Now I know twice as much information as before: 2 bits
In general, tossing N coins will give N bits
This time the coin is really biased, and you know it.
It always falls on Heads
I see the result, but you already know.
Therefore now the information is 0 bits
The realization of a random variable X will give us some information
This information depends only on the probability distribution of X
We will represent the information of the random variable X by the function H(X).
Claude Shanon defined the information of a message x as - \log_2 (\Pr(X=x)) Notice that, since \Pr(X=x)\leq 1, this formula is always positive or zero.
The information of a random variable X is the average of all possible messages H(X) = - \sum_X \Pr(X) \log_2 (\Pr(X)) with the convention that 0\cdot\log_2 (0) = 0.
Notice that, since \Pr(X)\leq 1, this formula is always positive or zero.

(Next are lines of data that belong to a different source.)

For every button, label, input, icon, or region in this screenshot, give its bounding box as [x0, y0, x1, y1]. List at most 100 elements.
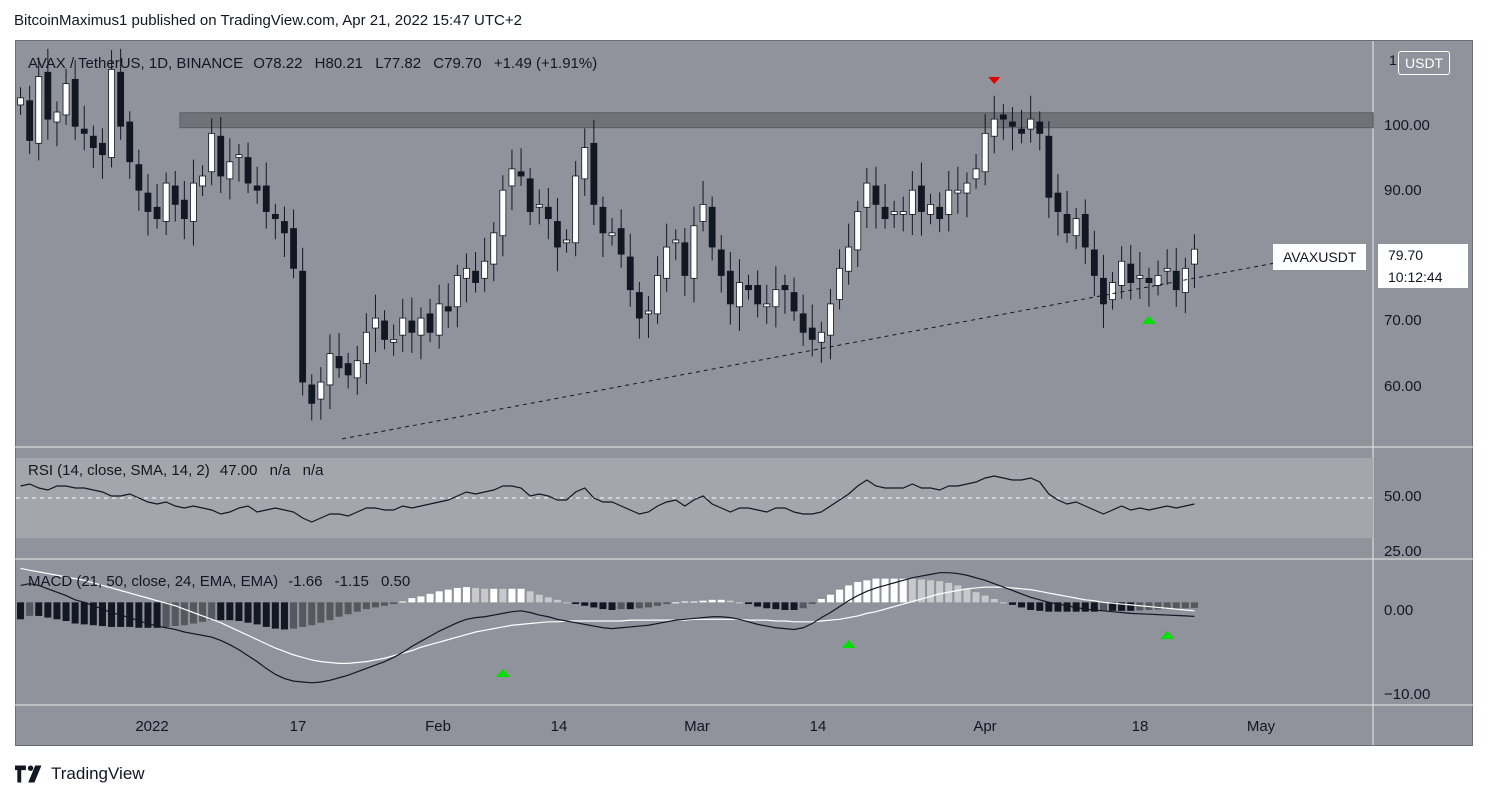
macd-histogram-bar [472, 587, 480, 603]
macd-histogram-bar [490, 588, 498, 603]
macd-histogram-bar [672, 602, 680, 604]
candle-body [35, 76, 43, 144]
macd-histogram-bar [1090, 602, 1098, 612]
candle-body [190, 182, 197, 222]
candle-body [89, 135, 97, 148]
candle-body [1163, 267, 1171, 272]
main-legend: AVAX / TetherUS, 1D, BINANCE O78.22 H80.… [28, 55, 597, 72]
bar-countdown: 10:12:44 [1388, 269, 1443, 285]
candle-body [736, 282, 743, 308]
brand-name: TradingView [51, 764, 145, 783]
macd-histogram-bar [899, 578, 907, 603]
macd-histogram-bar [199, 602, 207, 622]
macd-histogram-bar [708, 599, 716, 603]
tradingview-logo[interactable]: TradingView [15, 764, 145, 784]
chart-canvas[interactable] [0, 0, 1489, 760]
candle-body [954, 189, 962, 194]
candle-body [108, 69, 115, 158]
candle-body [617, 228, 625, 255]
chart-area[interactable] [15, 40, 1473, 746]
candle-body [899, 211, 907, 215]
price-label-70: 70.00 [1384, 312, 1422, 329]
macd-histogram-bar [754, 602, 762, 607]
time-label-feb14: 14 [550, 718, 568, 735]
macd-histogram-bar [936, 581, 944, 603]
candle-body [271, 213, 279, 220]
ascending-support-line [342, 262, 1274, 440]
tradingview-logo-icon [15, 765, 42, 783]
candle-body [117, 71, 125, 127]
macd-histogram-bar [1163, 602, 1171, 610]
candle-body [726, 270, 734, 305]
candle-body [1109, 282, 1116, 301]
candle-body [171, 185, 179, 205]
macd-histogram-bar [626, 602, 634, 610]
candle-body [217, 135, 225, 177]
macd-histogram-bar [1127, 602, 1135, 611]
rsi-value: 47.00 [219, 462, 258, 479]
macd-histogram-bar [726, 600, 734, 603]
macd-histogram-bar [144, 602, 152, 628]
candle-body [1191, 248, 1198, 265]
macd-histogram-bar [735, 602, 743, 604]
macd-histogram-bar [1045, 602, 1053, 612]
candle-body [253, 185, 261, 191]
time-label-2022: 2022 [135, 718, 169, 735]
macd-histogram-bar [845, 585, 853, 603]
macd-label[interactable]: MACD (21, 50, close, 24, EMA, EMA) [28, 573, 279, 590]
candle-body [599, 206, 607, 234]
candle-body [308, 384, 316, 404]
candle-body [1118, 260, 1126, 286]
candle-body [372, 317, 379, 329]
low-label: L [375, 55, 384, 72]
candle-body [290, 228, 297, 269]
macd-histogram-bar [317, 602, 325, 623]
candle-body [681, 242, 689, 276]
candle-body [945, 189, 953, 215]
candle-body [381, 320, 388, 340]
candle-body [1018, 128, 1025, 134]
macd-value-1: -1.66 [288, 573, 323, 590]
candle-body [62, 83, 70, 116]
price-label-90: 90.00 [1384, 182, 1422, 199]
macd-histogram-bar [1190, 602, 1198, 608]
macd-histogram-bar [408, 598, 416, 603]
macd-histogram-bar [890, 578, 898, 603]
currency-badge[interactable]: USDT [1398, 51, 1451, 75]
candle-body [990, 118, 998, 137]
macd-histogram-bar [972, 592, 980, 603]
macd-signal-line [20, 567, 1195, 664]
candle-body [17, 97, 24, 106]
rsi-label[interactable]: RSI (14, close, SMA, 14, 2) [28, 462, 210, 479]
candle-body [872, 185, 880, 205]
candle-body [162, 182, 170, 222]
macd-histogram-bar [808, 602, 816, 605]
candle-body [1145, 277, 1153, 283]
candle-body [344, 363, 352, 376]
macd-histogram-bar [553, 599, 561, 603]
macd-histogram-bar [981, 595, 989, 603]
symbol-label[interactable]: AVAX / TetherUS, 1D, BINANCE [28, 55, 244, 72]
candle-body [772, 289, 780, 308]
macd-value-3: 0.50 [381, 573, 411, 590]
macd-histogram-bar [290, 602, 298, 629]
candle-body [444, 306, 452, 312]
candle-body [790, 292, 798, 312]
candle-body [544, 206, 552, 220]
candle-body [135, 164, 143, 191]
macd-histogram-bar [745, 602, 753, 605]
macd-histogram-bar [271, 602, 279, 629]
candle-body [717, 249, 725, 276]
candle-body [362, 331, 370, 364]
macd-histogram-bar [590, 602, 598, 608]
macd-histogram-bar [572, 602, 580, 605]
macd-histogram-bar [1118, 602, 1126, 611]
candle-body [335, 356, 343, 369]
macd-histogram-bar [790, 602, 798, 610]
macd-histogram-bar [872, 578, 880, 603]
time-label-apr: Apr [973, 718, 997, 735]
candle-body [1172, 270, 1180, 291]
candle-body [44, 71, 52, 120]
macd-label-0: 0.00 [1384, 602, 1414, 619]
macd-histogram-bar [908, 578, 916, 603]
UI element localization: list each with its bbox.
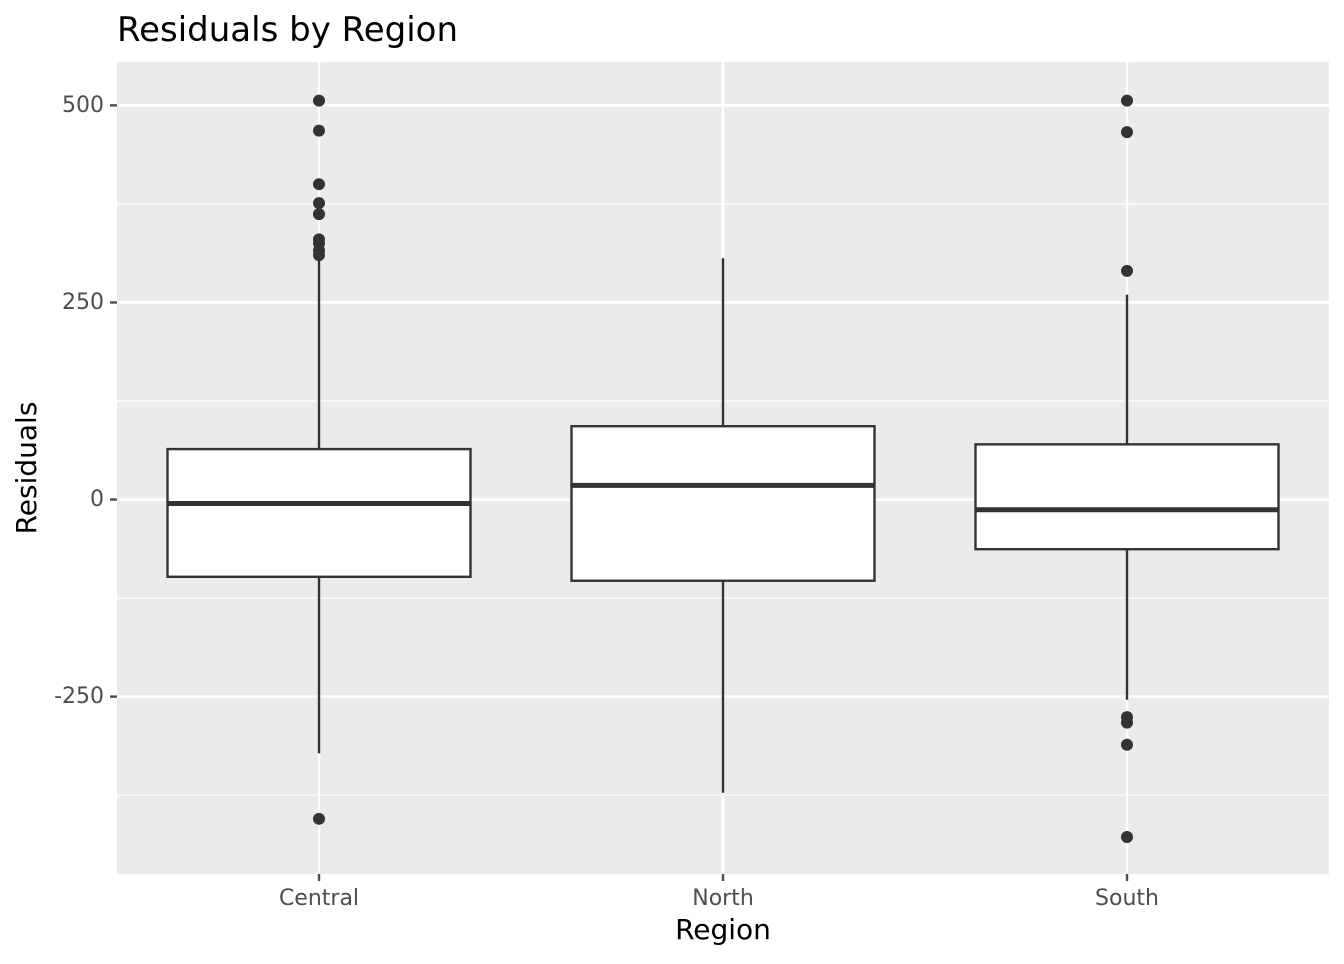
x-axis: Central North South <box>279 874 1159 911</box>
outlier-point <box>1121 716 1133 729</box>
boxes-layer <box>166 94 1280 843</box>
x-axis-title: Region <box>675 913 771 946</box>
chart-title: Residuals by Region <box>117 10 458 50</box>
outlier-point <box>313 812 325 825</box>
outlier-point <box>313 197 325 210</box>
outlier-point <box>313 94 325 107</box>
box-central <box>166 94 472 825</box>
outlier-point <box>1121 126 1133 139</box>
outlier-point <box>313 178 325 191</box>
y-tick-label: 0 <box>90 487 104 512</box>
x-tick-label: South <box>1095 886 1159 911</box>
y-tick-label: -250 <box>54 684 104 709</box>
x-tick-label: North <box>692 886 754 911</box>
box-south <box>974 94 1280 843</box>
y-axis-title: Residuals <box>10 402 43 535</box>
outlier-point <box>1121 738 1133 751</box>
y-tick-label: 500 <box>62 93 104 118</box>
box-iqr <box>974 443 1280 551</box>
outlier-point <box>1121 94 1133 107</box>
y-axis: -250 0 250 500 <box>54 93 117 709</box>
y-tick-label: 250 <box>62 290 104 315</box>
outlier-point <box>1121 264 1133 277</box>
box-iqr <box>570 425 876 582</box>
box-north <box>570 258 876 793</box>
outlier-point <box>1121 830 1133 843</box>
outlier-point <box>313 208 325 221</box>
outlier-point <box>313 249 325 262</box>
box-iqr <box>166 447 472 578</box>
outlier-point <box>313 124 325 137</box>
x-tick-label: Central <box>279 886 359 911</box>
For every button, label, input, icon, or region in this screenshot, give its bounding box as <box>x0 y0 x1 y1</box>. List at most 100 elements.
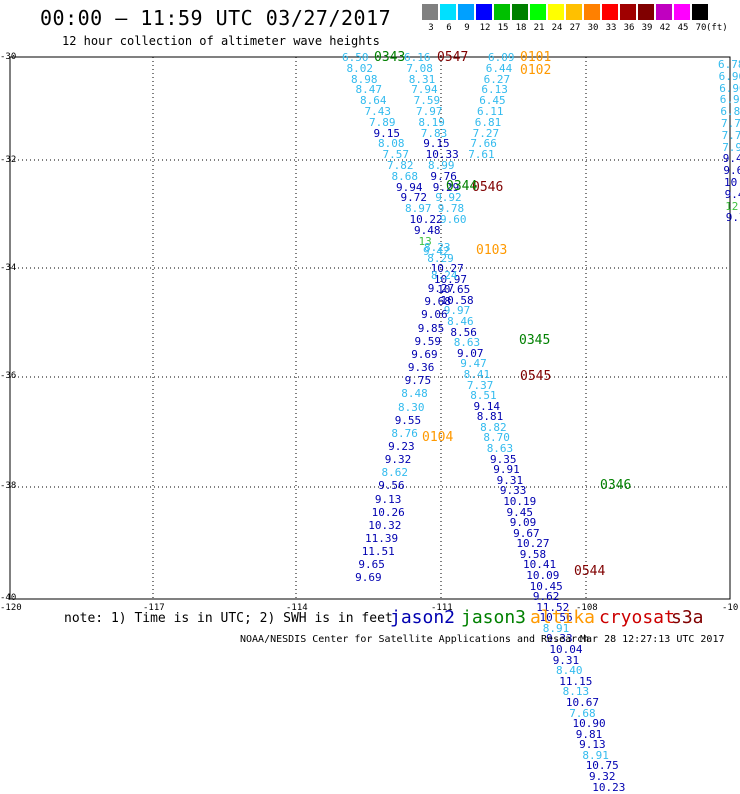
map-grid <box>9 56 731 600</box>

Following the definition, we have H(X,Y) = -\sum_X \sum_Y \Pr(X,Y) \log_2(\Pr(X,Y)) If X and Y are idependent, then \Pr(X,Y)=\Pr(X)\Pr(Y). So H(X,Y) = -\sum_X \sum_Y \Pr(X)\Pr(Y) \log_2(\Pr(X)\Pr(Y))
The logarithm of a product is the sum of the logarithms, so H(X,Y) = -\sum_X \sum_Y \Pr(X)\Pr(Y) \log_2(\Pr(X)) -\sum_X \sum_Y \Pr(X)\Pr(Y) \log_2(\Pr(Y)) The sums can be reorganized as H(X,Y) = -\sum_Y \Pr(Y) \sum_X \Pr(X) \log_2(\Pr(X)) -\sum_X \Pr(X)\sum_Y \Pr(Y) \log_2(\Pr(Y)) (Just using the associative and distributive laws)
Since we know that \sum_X \Pr(X)=\sum_Y \Pr(Y)=1, we have H(X,Y) = -\sum_X \Pr(X) \log_2(\Pr(X)) - \sum_Y \Pr(Y) \log_2(\Pr(Y)) therefore H(X,Y) = H(X) + H(Y)
It is easy to see that this result can be generalized to several independent random variables.